Un silenzio che lambisce, in realtà, tutta la lunga serie di interessi e posizioni divergenti emersi negli ultimi mesi tra l’Italia e ciò che rimane dell’antico impero asburgico. Il non detto parla anche del Brennero presidiato dall’esercito austriaco, nonostante il console, in buona fede, abbia descritto un Paese geograficamente e storicamente vocato a farsi “ponte” fra culture e popoli. Parla di un confine interno che da decenni dovrebbe essere liberamente attraversabile e che nel corso dell’ultimo anno più volte non lo è stato, un confine messo sotto pressione dal disegno di legge per la doppia cittadinanza austriaca ai sud-tirolesi dell’Alto Adige.

A seguito di una domanda sul punto, Spadinger cerca di ridimensionare la preoccupazione per una proposta che ha suscitato risentimento a Roma. “La doppia cittadinanza è uno strumento utilizzato in molti altri Paesi europei per tutelare le minoranze.
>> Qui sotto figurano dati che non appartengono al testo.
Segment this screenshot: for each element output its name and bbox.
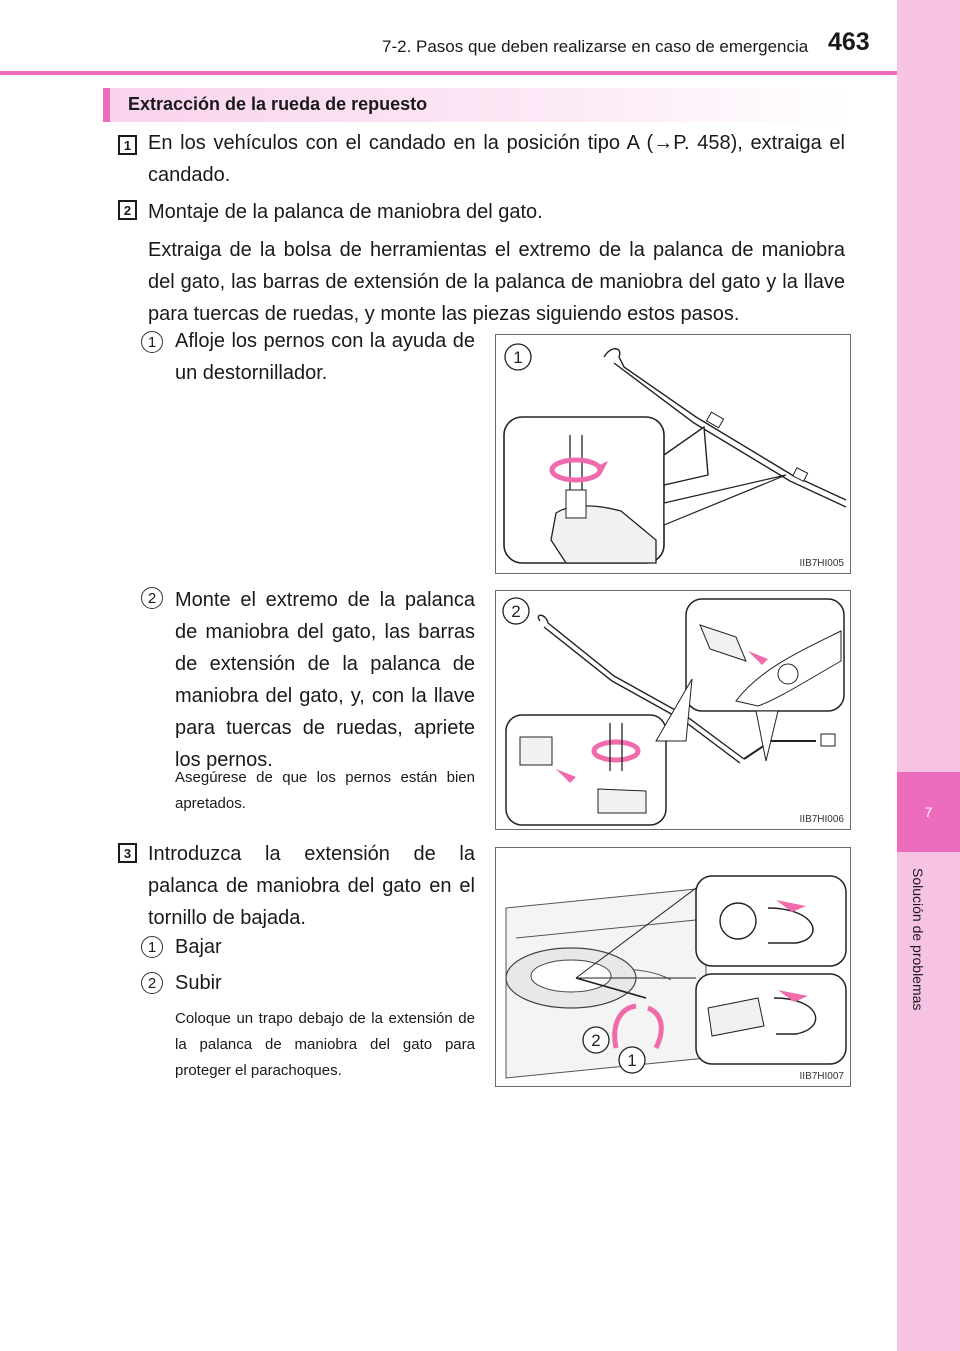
substep-2-text: Monte el extremo de la palanca de maniobra del gato, las barras de extensión de la palanca de maniobra del gato, y, con la llave para tuercas de ruedas, apriete los pernos. (175, 589, 475, 771)
header-section-title: 7-2. Pasos que deben realizarse en caso de emergencia (382, 37, 809, 56)
figure-insert-extension (495, 847, 851, 1087)
figure-1-callout: 1 (513, 348, 523, 367)
step-2-detail: Extraiga de la bolsa de herramientas el extremo de la palanca de maniobra del gato, las barras de extensión de la palanca de maniobra del gato y la llave para tuercas de ruedas, y monte las piezas siguiendo estos pasos. (148, 239, 845, 325)
substep-1-text: Afloje los pernos con la ayuda de un destornillador. (175, 330, 475, 384)
figure-1-code: IIB7HI005 (799, 558, 844, 569)
figure-loosen-bolts-illustration (496, 335, 852, 575)
chapter-side-tab (897, 0, 960, 1351)
step-number-2: 2 (118, 200, 137, 220)
figure-loosen-bolts (495, 334, 851, 574)
substep-number-2: 2 (141, 587, 163, 609)
option-lower-label: Bajar (175, 936, 222, 958)
figure-2-code: IIB7HI006 (799, 814, 844, 825)
figure-insert-extension-illustration (496, 848, 852, 1088)
page-number: 463 (828, 28, 870, 56)
figure-assemble-jack-handle (495, 590, 851, 830)
figure-2-callout: 2 (511, 602, 521, 621)
option-number-1: 1 (141, 936, 163, 958)
section-banner (103, 88, 851, 122)
step-number-1: 1 (118, 135, 137, 155)
step-3-note: Coloque un trapo debajo de la extensión de la palanca de maniobra del gato para proteger el parachoques. (175, 1010, 475, 1079)
header-rule (0, 71, 897, 75)
figure-3-code: IIB7HI007 (799, 1071, 844, 1082)
figure-assemble-jack-handle-illustration (496, 591, 852, 831)
step-1-text: En los vehículos con el candado en la posición tipo A (→P. 458), extraiga el candado. (148, 132, 845, 186)
substep-2-note: Asegúrese de que los pernos están bien apretados. (175, 769, 475, 812)
chapter-title: Solución de problemas (910, 868, 926, 1011)
figure-3-callout-lower: 1 (627, 1051, 637, 1070)
option-number-2: 2 (141, 972, 163, 994)
step-3-text: Introduzca la extensión de la palanca de maniobra del gato en el tornillo de bajada. (148, 843, 475, 929)
section-title: Extracción de la rueda de repuesto (128, 94, 428, 114)
substep-number-1: 1 (141, 331, 163, 353)
chapter-number: 7 (924, 804, 933, 820)
option-raise-label: Subir (175, 972, 222, 994)
step-2-text: Montaje de la palanca de maniobra del gato. (148, 201, 543, 223)
figure-3-callout-raise: 2 (591, 1031, 601, 1050)
step-number-3: 3 (118, 843, 137, 863)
Dopodiché, non pare che il tema sia particolarmente sentito dagli altoatesini, o, perlomeno, alle elezioni in Alto Adige i partiti politici che chiedevano la doppia cittadinanza non hanno riportato il successo sperato. Ad ogni modo, l’iter della legge sembra essere rallentato”.

I rapporti tra Italia e Austria, in effetti, negli ultimi anni non sono probabilmente mai stati tanto tesi come oggi, a causa di una caratteristica comune: la compresenza alla propria testa di leader “sovranisti”. Il cortocircuito del sovranismo europeo si manifesta una volta di più in questi giorni, con l’aspra bocciatura della manovra finanziaria italiana da parte di Orban in Ungheria, di Alternative fuer Deutschland in Germania, e proprio di Sebastian Kurz in Austria.

“L’Austria soffre di un certo deficit nei conti pubblici” — spiega Spadinger — “e il tentativo dell’Italia di espandere il proprio debito, mentre l’Austria da anni tenta di ridurlo, ha destato notevoli proteste.”

Il 78% di rapporto deficit/PIL segnato da Vienna quest’anno non è peraltro paragonabile col nostro 131%. “Il Fondo Monetario Internazionale e la Banca Mondiale ci dicono che un aumento del deficit dovrebbe accompagnarsi a riforme strutturali, che in questo caso mancano. È questo che all’opinione pubblica austriaca non torna. Anche perché in Austria il reddito di cittadinanza esiste e il dibattito attorno alla sua effettiva efficacia è molto acceso.”

Spadinger nel suo discorso di apertura non cita la manovra italiana, né fa cenno a cosa accadrà nei prossimi due mesi, nonostante il Consiglio sia un organo chiamato direttamente in causa nella procedura di infrazione, e glissa la domanda in merito.

Probabilmente non sarà la presidenza austriaca, ma quella rumena a gestire gli interventi del Consiglio nella procedura.

Ancora una volta però è il non detto a rilevare: non è tanto ciò che appare nella presentazione dell’agenda e dei risultati del Consiglio, ma ciò che non vi compare a pesare drammaticamente nel bilancio del semestre — l’ultimo semestre di presidenza prima delle elezioni del Parlamento Europeo che cambieranno il volto dell’Unione.

Non si è raggiunto un compromesso per rivedere gli Accordi di Dublino, tantomeno si è arrivati a definire una politica d’accoglienza comune.

L’insistenza sul confine e sulla minaccia dall’esterno, senza l’inserimento di punti di rilevanza interna tra le priorità, non è solo il simbolo di un’Europa trincerata, ma di un’Europa che rischia la disgregazione in nome della sovranità nazionale e cerca di contenere il proprio collasso.